38: To My Other Mother

38: To My Other Mother

From Chicken Soup for the Soul: For Mom, with Love

To My Other Mother

I would maintain that thanks are the highest form of thought, and that gratitude is happiness doubled by wonder.

~G.K. Chesterton

When you married my dad, I was twelve. We didn’t meet then, you and I, for I lived with my mother. Dad emerged occasionally, a shadow from the past — a smiling face in a photo in Mom’s cedar chest.

You made no difference in my life. You and Dad inhabited one corner of the earth, Mom and us kids another. We still ate peanut butter sandwiches for lunch every day, and wore holes through the soles of our shoes.

That first year, the shadow I knew as Dad visited; you waited in the car outside. For a long time afterwards, I cherished the memory of Dad’s hug as we sat together on the sofa. Soon after that first visit, black patent leather shoes appeared in my closet. At first I wondered where they came from… until Mom said Dad had sent them. How special those shoes were! No laces to tie; instead, small pearl buttons decorated the clasps on the narrow straps. I thought of Dad whenever I wore them.

Six months later, when Dad visited, he took my face in his hands, studied my smile, and concluded that I needed braces on my teeth. Embarrassed, my smile shriveled; then Dad tickled my lips again, and I giggled. Once again, you waited in the car outside. That was the day we met. Mom practically dragged me to the car. “Can’t you say hello?” she prodded. I dropped my head in adolescent shyness, and squeaked, “Hi.”

You turned into a smile with a name that day, not just a lady in the car. As you and Mom chattered away like old friends, I wrestled with the problem of what I was supposed to call you.

Several weeks later, Mom made an appointment with the dentist. That dreaded dentist trip, a weekly worry, stretched into a two-month ordeal, but at least I didn’t need braces.

Then there was the coat. Dad had never given me an Easter present, but shortly after I met you, a large box wrapped with brown grocery bags and string was delivered just in time for Easter. When Mom lifted the lid, I squealed with delight. There was the prettiest, softest, pink coat I’d ever seen — and it was mine. With the cool satin lining caressing my skin, I buried my hands in the deep pockets, and twirled around the living room. As if that wasn’t enough, later that same day the florist delivered a pink and lavender corsage of flowers, which was also from Dad. It’s funny that Dad had never thought of these things before marrying you.

Mom said this called for a celebration, and we went shopping together. Now that Mom didn’t have to buy the coat I needed, she used the money instead for my very first new Easter outfit — a navy blue dress with a white lace collar.

Time passed. I graduated from high school, got my first job, married, had children, and eventually pursued a career.

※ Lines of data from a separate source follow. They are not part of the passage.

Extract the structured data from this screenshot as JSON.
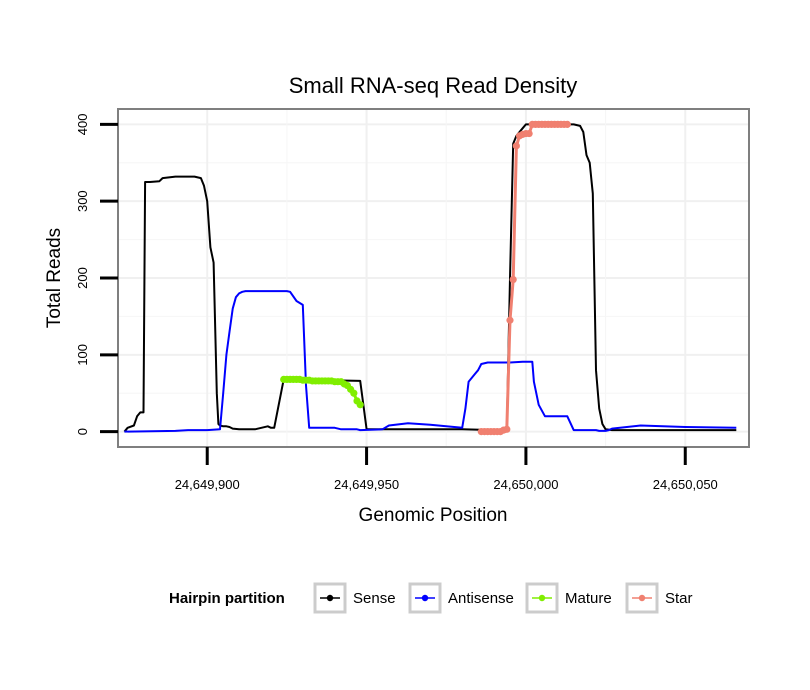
{
  "chart_data": {
    "type": "line",
    "title": "Small RNA-seq Read Density",
    "xlabel": "Genomic Position",
    "ylabel": "Total Reads",
    "xlim": [
      24649872,
      24650070
    ],
    "ylim": [
      -20,
      420
    ],
    "x_ticks": [
      24649900,
      24649950,
      24650000,
      24650050
    ],
    "x_tick_labels": [
      "24,649,900",
      "24,649,950",
      "24,650,000",
      "24,650,050"
    ],
    "y_ticks": [
      0,
      100,
      200,
      300,
      400
    ],
    "y_tick_labels": [
      "0",
      "100",
      "200",
      "300",
      "400"
    ],
    "grid": true,
    "legend": {
      "title": "Hairpin partition",
      "placement": "bottom",
      "entries": [
        "Sense",
        "Antisense",
        "Mature",
        "Star"
      ]
    },
    "series": [
      {
        "name": "Sense",
        "color": "#000000",
        "markers": false,
        "x": [
          24649874,
          24649875,
          24649877,
          24649878,
          24649879,
          24649880,
          24649880.5,
          24649882,
          24649885,
          24649886,
          24649890,
          24649896,
          24649898,
          24649899,
          24649900,
          24649901,
          24649902,
          24649903,
          24649903.5,
          24649904,
          24649905,
          24649906,
          24649907,
          24649908,
          24649910,
          24649915,
          24649917,
          24649919,
          24649920,
          24649921,
          24649924,
          24649948,
          24649950,
          24649970,
          24649980,
          24649990,
          24649993,
          24649994,
          24649995,
          24649996,
          24649997,
          24649998,
          24649999,
          24650000,
          24650003,
          24650007,
          24650015,
          24650017,
          24650018,
          24650019,
          24650020,
          24650021,
          24650022,
          24650023,
          24650024,
          24650025,
          24650027,
          24650030,
          24650050,
          24650066
        ],
        "y": [
          0,
          5,
          8,
          20,
          25,
          25,
          325,
          325,
          326,
          330,
          332,
          332,
          330,
          320,
          300,
          240,
          220,
          50,
          10,
          8,
          7,
          7,
          6,
          4,
          3,
          3,
          5,
          7,
          5,
          5,
          68,
          66,
          3,
          3,
          3,
          2,
          2,
          3,
          200,
          375,
          385,
          390,
          395,
          400,
          400,
          400,
          400,
          398,
          390,
          360,
          350,
          310,
          80,
          30,
          10,
          3,
          2,
          2,
          2,
          2
        ]
      },
      {
        "name": "Antisense",
        "color": "#0000ff",
        "markers": false,
        "x": [
          24649874,
          24649890,
          24649894,
          24649900,
          24649904,
          24649905,
          24649906,
          24649907,
          24649908,
          24649909,
          24649910,
          24649911,
          24649912,
          24649925,
          24649926,
          24649928,
          24649930,
          24649931,
          24649932,
          24649940,
          24649942,
          24649947,
          24649948,
          24649955,
          24649957,
          24649963,
          24649970,
          24649980,
          24649981,
          24649982,
          24649984,
          24649985,
          24649986,
          24649988,
          24649995,
          24649999,
          24650000,
          24650002,
          24650002.5,
          24650004,
          24650006,
          24650013,
          24650015,
          24650022,
          24650023,
          24650025,
          24650026,
          24650027,
          24650036,
          24650043,
          24650050,
          24650066
        ],
        "y": [
          0,
          1,
          2,
          2,
          3,
          50,
          100,
          130,
          160,
          175,
          180,
          182,
          183,
          183,
          182,
          170,
          165,
          60,
          5,
          5,
          3,
          3,
          2,
          3,
          8,
          11,
          9,
          5,
          30,
          65,
          75,
          80,
          88,
          90,
          90,
          91,
          91,
          91,
          65,
          35,
          20,
          20,
          2,
          2,
          1,
          1,
          2,
          4,
          8,
          7,
          6,
          5
        ]
      },
      {
        "name": "Mature",
        "color": "#80ee00",
        "markers": true,
        "x": [
          24649924,
          24649925,
          24649926,
          24649927,
          24649928,
          24649929,
          24649930,
          24649931,
          24649932,
          24649933,
          24649934,
          24649935,
          24649936,
          24649937,
          24649938,
          24649939,
          24649940,
          24649941,
          24649942,
          24649943,
          24649944,
          24649945,
          24649946,
          24649947,
          24649948
        ],
        "y": [
          68,
          68,
          68,
          68,
          68,
          68,
          67,
          67,
          67,
          66,
          66,
          66,
          66,
          66,
          66,
          66,
          65,
          65,
          65,
          62,
          60,
          55,
          50,
          40,
          35
        ]
      },
      {
        "name": "Star",
        "color": "#f08070",
        "markers": true,
        "x": [
          24649986,
          24649987,
          24649988,
          24649989,
          24649990,
          24649991,
          24649992,
          24649993,
          24649994,
          24649995,
          24649996,
          24649997,
          24649998,
          24649999,
          24650000,
          24650001,
          24650002,
          24650003,
          24650004,
          24650005,
          24650006,
          24650007,
          24650008,
          24650009,
          24650010,
          24650011,
          24650012,
          24650013
        ],
        "y": [
          0,
          0,
          0,
          0,
          0,
          0,
          0,
          2,
          3,
          145,
          198,
          372,
          385,
          387,
          388,
          388,
          400,
          400,
          400,
          400,
          400,
          400,
          400,
          400,
          400,
          400,
          400,
          400
        ]
      }
    ]
  }
}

Contact with you was sporadic during these years. Although you didn’t know it, I enjoyed the occasional times we spent together. I’m not sure why — perhaps I was curious about you back then. Of course, Mom was first in my life as always, but you never seemed to mind.

You were patient. Because you understood Mom’s need to be my only mom, you waited behind the curtain, and whispered the cues to Dad. Many times in the midst of trouble and turmoil in my own home, Dad appeared on the scene just in time to make a difference. I remember the urgent financial crisis that resulted from my husband’s incarceration, and Dad’s help. About this time, God stepped into my life, bringing peace to quiet the storm. When a special delivery letter arrived from Dad with a generous check enclosed, my faith surged. Knowing you now, I can’t help but wonder what role you played in each intervention.

My faith was shaken when my brother died, but I had to be strong for Mom’s sake. When we gathered at the funeral parlor to stand at the casket, you stepped back again. Yet we were on one level. Grief only crawls; it cannot climb. You stood among the backdrop of my friends that day, waiting to help if you were needed.

Seven years later, my mother died. We stood together at the grave to mourn my loss. This time you were at my side.

Eventually, my own nest had emptied and I was alone. Because of my growing relationship with God over the years, I didn’t mind the solitude so much. But you and Dad were there for me. I watched you shower gifts upon my grandchildren; if I tried to refuse the folded bill that Dad slipped into my hand, you protested. It didn’t take long for me to discover that the “care packages” containing groceries, favorite junk foods, and treats for my doggie were your idea, and not Dad’s. I could always depend on you for licorice and cheddar cheese crackers when I attended an out-of-town conference.

Dad and I grew closer in recent years thanks to you. You urged him to call if we hadn’t been in touch; you planned your vacations to coincide with mine. In a way, you were still whispering the cues, right up to the time of his death, when again you and I stood together at a gravesite. I no longer stumble over the word “stepmother.” You’re my friend, and you have made a difference in my life.